BIANCO

Dove eravamo rimasti?

Ti va di scegliere una parola che caratterizzerà il prossimo capitolo? Cibo (71%)

Giulia mangia la marmellata

Siamo seduti attorno al tavolo, la luce del lampadario è accesa. L’ha deciso Papà, e inizialmente io e Mamma siamo rimasti perplessi.

«Mi devo scusare con voi», ha detto Papà, stamattina. «Con tutti voi.»

Ci ha spiegato che la mancanza di approfondimenti, di ragguagli, di comunicati, l’ha fatto andare fuori di testa. Ci ha confessato che ha un tremendo bisogno di capire, di ascoltare le notizie all’autoradio, di leggere i tweet degli addetti ai lavori, di seguire i servizi al telegiornale.
Ha bisogno di una risposta, Papà, ha bisogno di capire quel che sta succedendo.

Ci ha detto queste cose guardandoci dritto negli occhi, cercando di controllare il tremore delle mani; spesso si asciugava la fronte dalle gocce di sudore invisibile che, evidentemente, lo stanno tormentando.
Papà non sta bene, il suo colorito mi preoccupa, e da stamattina finisce tutte le frasi con una risata così secca, così amara, che mi fa gelare il cuore.

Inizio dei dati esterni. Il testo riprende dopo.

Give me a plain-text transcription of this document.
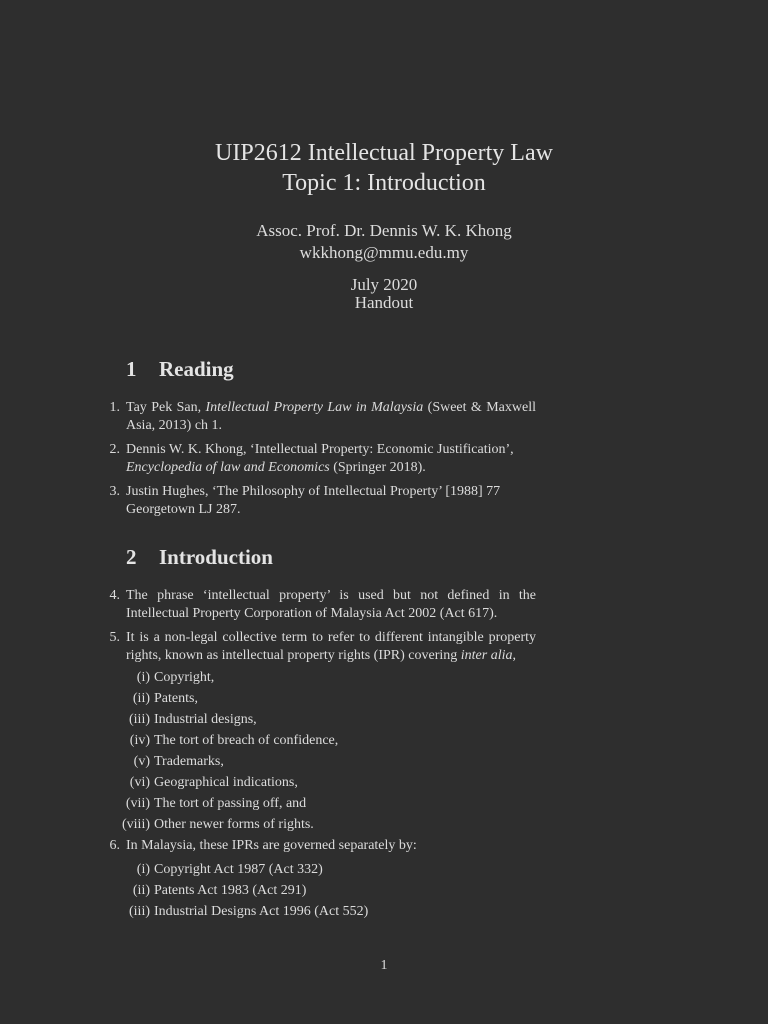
UIP2612 Intellectual Property Law
Topic 1: Introduction
Assoc. Prof. Dr. Dennis W. K. Khong
wkkhong@mmu.edu.my
July 2020
Handout
1 Reading
1. Tay Pek San, Intellectual Property Law in Malaysia (Sweet & Maxwell Asia, 2013) ch 1.
2. Dennis W. K. Khong, ‘Intellectual Property: Economic Justification’, Encyclopedia of law and Economics (Springer 2018).
3. Justin Hughes, ‘The Philosophy of Intellectual Property’ [1988] 77 Georgetown LJ 287.
2 Introduction
4. The phrase ‘intellectual property’ is used but not defined in the Intellectual Property Corporation of Malaysia Act 2002 (Act 617).
5. It is a non-legal collective term to refer to different intangible property rights, known as intellectual property rights (IPR) covering inter alia,
(i) Copyright,
(ii) Patents,
(iii) Industrial designs,
(iv) The tort of breach of confidence,
(v) Trademarks,
(vi) Geographical indications,
(vii) The tort of passing off, and
(viii) Other newer forms of rights.
6. In Malaysia, these IPRs are governed separately by:
(i) Copyright Act 1987 (Act 332)
(ii) Patents Act 1983 (Act 291)
(iii) Industrial Designs Act 1996 (Act 552)
1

«Stasera ci prepariamo una bella cena, eh?, ah ah ah!», ha detto Papà. «Finiamo tutte le lattine, le cuciniamo tutte, ah ah ah! Ci facciamo una bella abbuffata, e domani usciamo a cercare cibo vero: è o non è un’idea geniale? Ah ah ah!»

A me non è sembrata affatto, un’idea geniale. Ho guardato Mamma, accoccolata insieme a Giulia sotto la coperta, indaffarata a sussurrarle cose nell’orecchio: neanche lei m’è sembrata convinta.
Ma l’alternativa? Qual è, l’alternativa? Il cibo che abbiamo, se lo razioniamo, finirà entro una settimana. E poi?

Siamo seduti attorno al tavolo, la luce del lampadario ci scalda un poco.
C’è silenzio, mentre i nostri cucchiai affondano nei piatti colmi di minestra di fagioli.
Minestra calda, bollente, che scende nello stomaco freddo. È una situazione irreale.
È una sensazione irreale.
Giulia chiede se può avere crostini e marmellata, e Papà, tutto sorridente, apre il barattolo e glielo mette davanti. Il coperchio fa poff!, e Giulia scoppia a ridere.
Era da tanto, che non la sentivo ridere così, eppure quella risata mi dà i brividi.
Giulia ha solo tre anni, ma i suoi occhi ne dimostrano molti di più.
Cerco di ricordarmi com’è il suo viso senza berretto di lana che le nasconde i capelli notte e giorno, senza sciarpa di pile che le avvolge il collo. Non me lo ricordo.
Giulia inzuppa i crostini nel barattolo della marmellata di fragole, se li ficca in bocca senza preoccuparsi delle buone maniere. La marmellata le tinge le labbra di rosso, e quell’immagine mi spaventa terribilmente.
Raccolgo un altro mestolo di minestra, il cucchiaio raschia il fondo e realizzo che sta per finire. Una sensazione di profonda tristezza si fa largo, dentro di me, e mi chiedo quando sarà la prossima volta che mangerò qualcosa di caldo. O qualcosa.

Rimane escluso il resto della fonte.